Scoperta di grotte carsiche nei diapiri salini di Zinga, in Calabria – .

Un patrimonio geologico unico

Nel mondo delle rocce evaporitiche, l’halite, detta anche salgemma, è una roccia nella quale i fenomeni carsici si sviluppano con una velocità di diversi ordini di grandezza superiore a quella a cui siamo abituati.

Tuttavia, la sua estrema solubilità, che raggiunge circa 360 grammi per litro d’acqua, rende questi fenomeni praticamente confinati ai climi aridi.

Inoltre i banchi di salgemma, pur presenti in grandi quantità nella crosta terrestre, nella maggior parte dei casi non emergono, ma si ritrovano sepolti anche a chilometri di profondità.

Ciò rende le grotte di sale un fenomeno piuttosto raro e insolito.

Fortunatamente, il sale ha la tendenza a salire in superficie, principalmente sotto forma di estrusioni, che sono grandi cupole o colonne di sale, note come diapiri di sale.

In giro per il mondo è possibile trovare una discreta quantità di questi diapiri, come isole di sale di varie dimensioni.

Alcuni di essi sono ancora interessati da una spinta capace di generare vere e proprie “fontane” e ghiacciai salati che scorrono lentamente, come il Namakier in Iran, mentre altri sono ormai immobili.

In Italia, nel contesto della crisi di salinità messiniana, oltre alla sequenza di banchi di gesso, si sono generati anche potenti banchi di salgemma.

Purtroppo questi ultimi giacciono sepolti in profondità e sono stati raggiunti solo dall’attività mineraria.

Esiste però una fortunata eccezione in Calabria, nel bacino di Crotone, dove all’interno delle note serie evaporitiche, sono presenti diversi piccoli diapiri salini che affiorano in superficie, prevalentemente nel territorio del comune di Casabona.

La presenza di questi diapiri è nota in bibliografia almeno dagli anni ’60 ed è stata citata in diversi lavori sulla formazione carsica nei gessi.

Recentemente alcune ricerche hanno affrontato la caratterizzazione delle diverse facies presenti e lo studio delle inclusioni fluide nei cristalli per ricostruirne le condizioni paleoclimatiche originarie.

Nell’ambito del patrimonio geologico nazionale si tratta di un caso praticamente unico, tanto che l’area ha raggiunto negli ultimi anni una certa visibilità come geosito e meta di turismo geologico.

Dal punto di vista speleologico, invece, l’esistenza di grotte in queste formazioni non è documentata in bibliografia.

Recentemente un gruppo di ricercatori composto da Andrea Benassi, Roberto Pettirossi e Mauro Masci si è recato sul posto per valutare le potenzialità dell’area.

La loro breve ricerca si è concentrata sui quattro punti principali in cui emerge la matrice salina, in parte protetta da una sottile roccia di copertura breccia e in parte ricoperta da argille.

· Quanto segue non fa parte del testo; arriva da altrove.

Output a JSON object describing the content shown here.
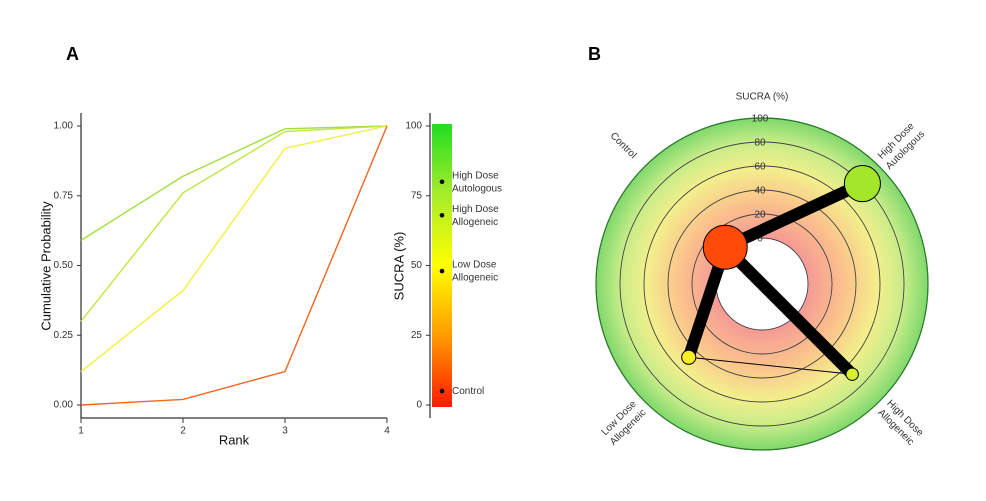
{
  "chart_data": [
    {
      "type": "line",
      "panel": "A",
      "xlabel": "Rank",
      "ylabel": "Cumulative Probability",
      "x": [
        1,
        2,
        3,
        4
      ],
      "xlim": [
        1,
        4
      ],
      "xticks": [
        1,
        2,
        3,
        4
      ],
      "ylim": [
        0,
        1
      ],
      "yticks": [
        {
          "value": 0,
          "label": "0.00"
        },
        {
          "value": 0.25,
          "label": "0.25"
        },
        {
          "value": 0.5,
          "label": "0.50"
        },
        {
          "value": 0.75,
          "label": "0.75"
        },
        {
          "value": 1,
          "label": "1.00"
        }
      ],
      "series": [
        {
          "color": "#9fe03a",
          "values": [
            0.59,
            0.82,
            0.99,
            1.0
          ]
        },
        {
          "color": "#bfe742",
          "values": [
            0.3,
            0.76,
            0.98,
            1.0
          ]
        },
        {
          "color": "#f0f03a",
          "values": [
            0.12,
            0.41,
            0.92,
            1.0
          ]
        },
        {
          "color": "#f2661f",
          "values": [
            0.0,
            0.02,
            0.12,
            1.0
          ]
        }
      ]
    },
    {
      "type": "colorbar",
      "ylabel": "SUCRA (%)",
      "ylim": [
        0,
        100
      ],
      "yticks": [
        0,
        25,
        50,
        75,
        100
      ],
      "colors": [
        "#ff1a00",
        "#ff9a00",
        "#ffff00",
        "#a8ec2a",
        "#22dd22"
      ],
      "categories": [
        [
          "High Dose",
          "Autologous"
        ],
        [
          "High Dose",
          "Allogeneic"
        ],
        [
          "Low Dose",
          "Allogeneic"
        ],
        [
          "Control"
        ]
      ],
      "values": [
        80,
        68,
        48,
        5
      ]
    },
    {
      "type": "radial",
      "panel": "B",
      "title": "SUCRA (%)",
      "rlim": [
        0,
        100
      ],
      "rticks": [
        0,
        20,
        40,
        60,
        80,
        100
      ],
      "categories": [
        [
          "Control"
        ],
        [
          "High Dose",
          "Autologous"
        ],
        [
          "High Dose",
          "Allogeneic"
        ],
        [
          "Low Dose",
          "Allogeneic"
        ]
      ],
      "values": [
        5,
        80,
        68,
        48
      ],
      "sizes": [
        1,
        0.82,
        0.28,
        0.32
      ],
      "colors": [
        "#ff4a0a",
        "#a3e62a",
        "#d6ef2a",
        "#f5ee22"
      ],
      "edges": [
        {
          "from": 0,
          "to": 1,
          "weight": 3
        },
        {
          "from": 0,
          "to": 2,
          "weight": 3
        },
        {
          "from": 0,
          "to": 3,
          "weight": 3
        },
        {
          "from": 3,
          "to": 2,
          "weight": 0.25
        }
      ]
    }
  ]
}
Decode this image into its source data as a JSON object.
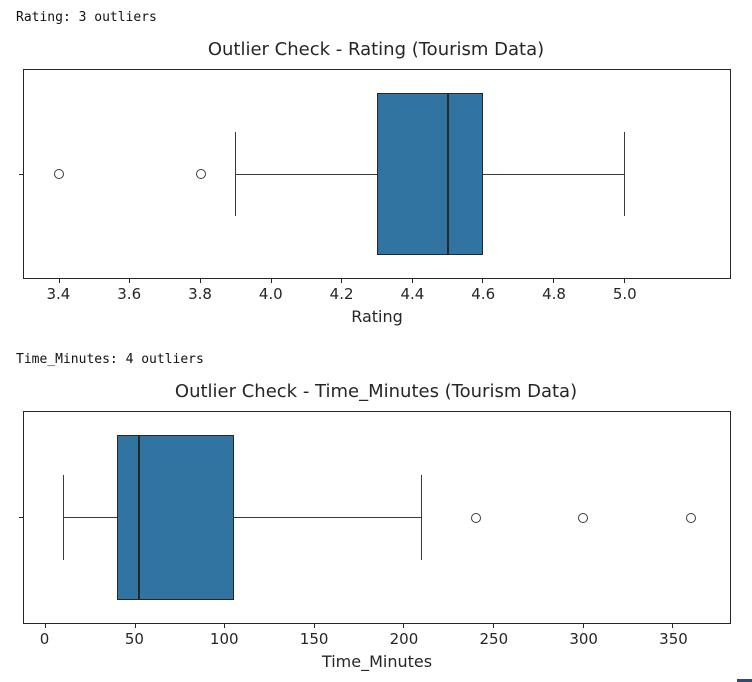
{
  "console_outputs": [
    {
      "text": "Rating: 3 outliers"
    },
    {
      "text": "Time_Minutes: 4 outliers"
    }
  ],
  "chart_data": [
    {
      "type": "boxplot",
      "orientation": "horizontal",
      "title": "Outlier Check - Rating (Tourism Data)",
      "xlabel": "Rating",
      "ylabel": "",
      "outlier_count": 3,
      "xlim": [
        3.3,
        5.3
      ],
      "xticks": [
        3.4,
        3.6,
        3.8,
        4.0,
        4.2,
        4.4,
        4.6,
        4.8,
        5.0
      ],
      "tick_labels": [
        "3.4",
        "3.6",
        "3.8",
        "4.0",
        "4.2",
        "4.4",
        "4.6",
        "4.8",
        "5.0"
      ],
      "stats": {
        "whisker_low": 3.9,
        "q1": 4.3,
        "median": 4.5,
        "q3": 4.6,
        "whisker_high": 5.0
      },
      "outliers": [
        3.4,
        3.8
      ],
      "box_color": "#3274a1",
      "line_color": "#3a3a3a",
      "grid": false,
      "legend": null
    },
    {
      "type": "boxplot",
      "orientation": "horizontal",
      "title": "Outlier Check - Time_Minutes (Tourism Data)",
      "xlabel": "Time_Minutes",
      "ylabel": "",
      "outlier_count": 4,
      "xlim": [
        -12,
        382
      ],
      "xticks": [
        0,
        50,
        100,
        150,
        200,
        250,
        300,
        350
      ],
      "tick_labels": [
        "0",
        "50",
        "100",
        "150",
        "200",
        "250",
        "300",
        "350"
      ],
      "stats": {
        "whisker_low": 10,
        "q1": 40,
        "median": 52,
        "q3": 105,
        "whisker_high": 210
      },
      "outliers": [
        240,
        300,
        360
      ],
      "box_color": "#3274a1",
      "line_color": "#3a3a3a",
      "grid": false,
      "legend": null
    }
  ],
  "misc": {
    "scrollbar_color": "#2d4a7a"
  }
}
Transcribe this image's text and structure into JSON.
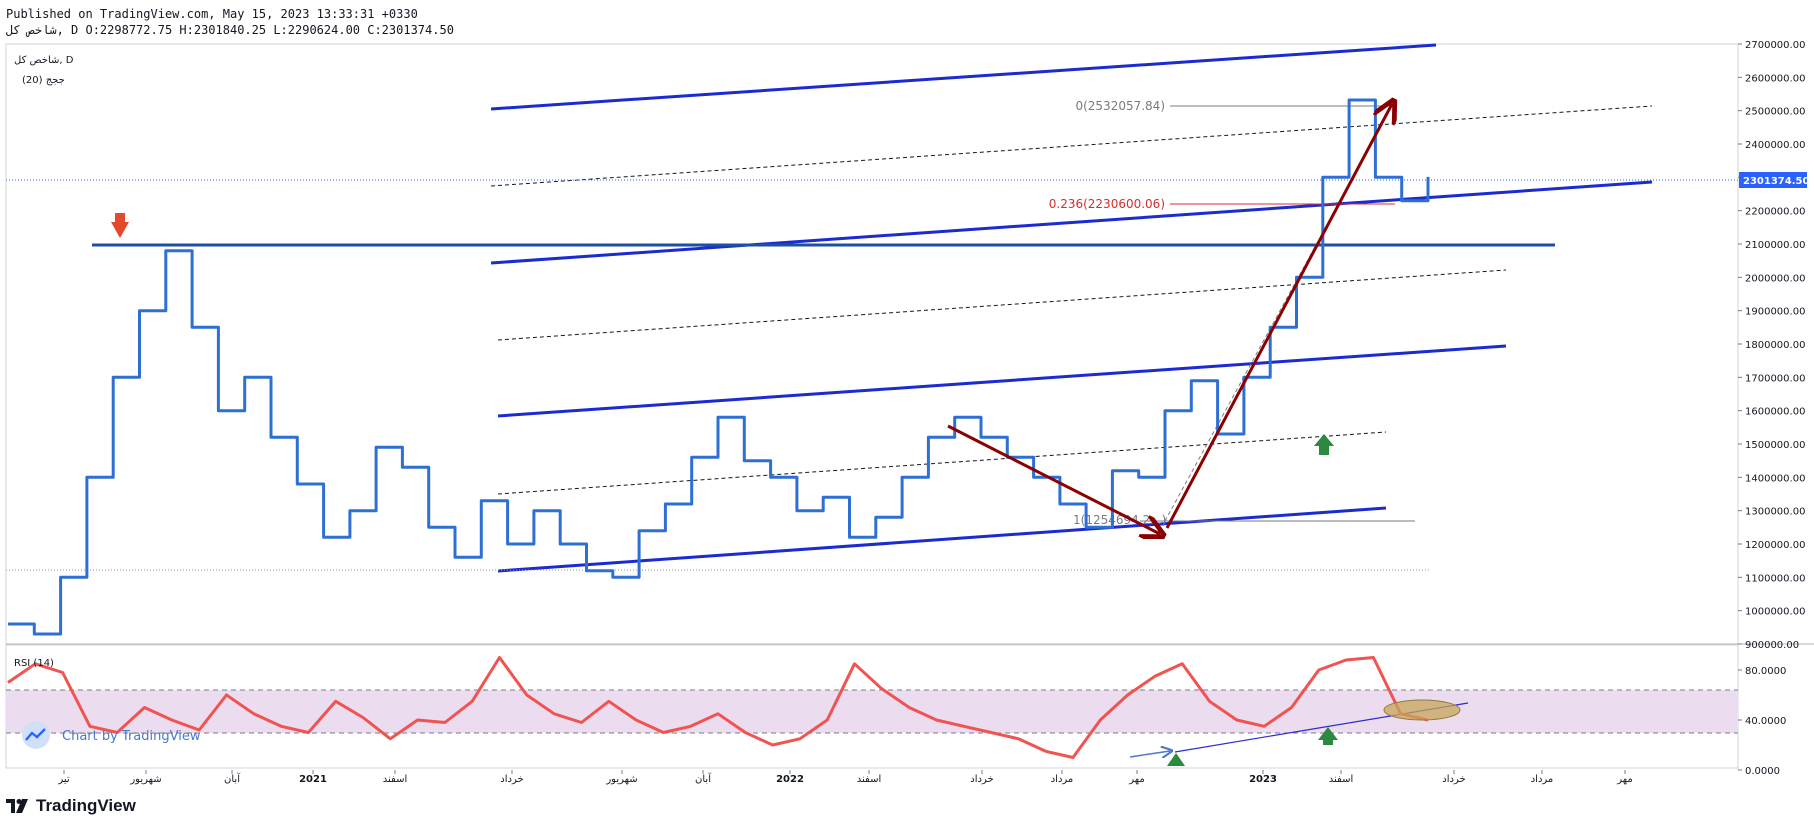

Qui è documentata l’esistenza di almeno sei grotte tra pozzi, risorgive e doline che si sviluppano nel salgemma, per un totale di circa 200 metri di estensione.

Allo stato attuale delle conoscenze questo è sicuramente il fenomeno più importante presente.

Localmente conosciuta come Grotte della Mandria Vecchia, era conosciuta dagli abitanti di Zinga da un ingresso all’altro per almeno 60-70 anni e veniva visitata saltuariamente almeno fino a 15-20 anni fa, quando alcune frane ne resero difficoltosa la visita. accesso.

La solubilità del sale rende gli speleotemi di salgemma qualcosa di molto effimero e mutevole, ma anche affascinante nelle loro forme e tipologie.

Accanto a stalattiti, croste, orli, zattere e molte altre forme microcristalline, nelle grotte esplorate sono esposti anche numerosi speleotemi macrocristallini basati su cristalli cubici di salgemma, tra cui tutta una serie di stalattiti composte da una sequenza di cristalli scheletrici ed euedrici.

Data l’estensione dei diapiri, da un punto di vista esplorativo è difficile immaginare la presenza di grandi sistemi sotterranei.

Allo stesso tempo, la documentazione di queste grotte, anche se di limitata estensione, aggiunge indubbiamente valore al contesto e alla sua unicità sul territorio nazionale.

Possiamo anche immaginare interessanti ricerche e monitoraggi sull’evoluzione di questi fenomeni nel tempo, sia per quanto riguarda il ciclo degli speleotemi, sia per quanto riguarda l’evoluzione morfologica di questi piccoli sistemi, che ben si prestano a diventare modelli da studiare.

I ricercatori torneranno sicuramente sui diapiri di Zinga, magari anche in compagnia di chi fosse interessato a documentare un tipo di speleologia diversa dal solito.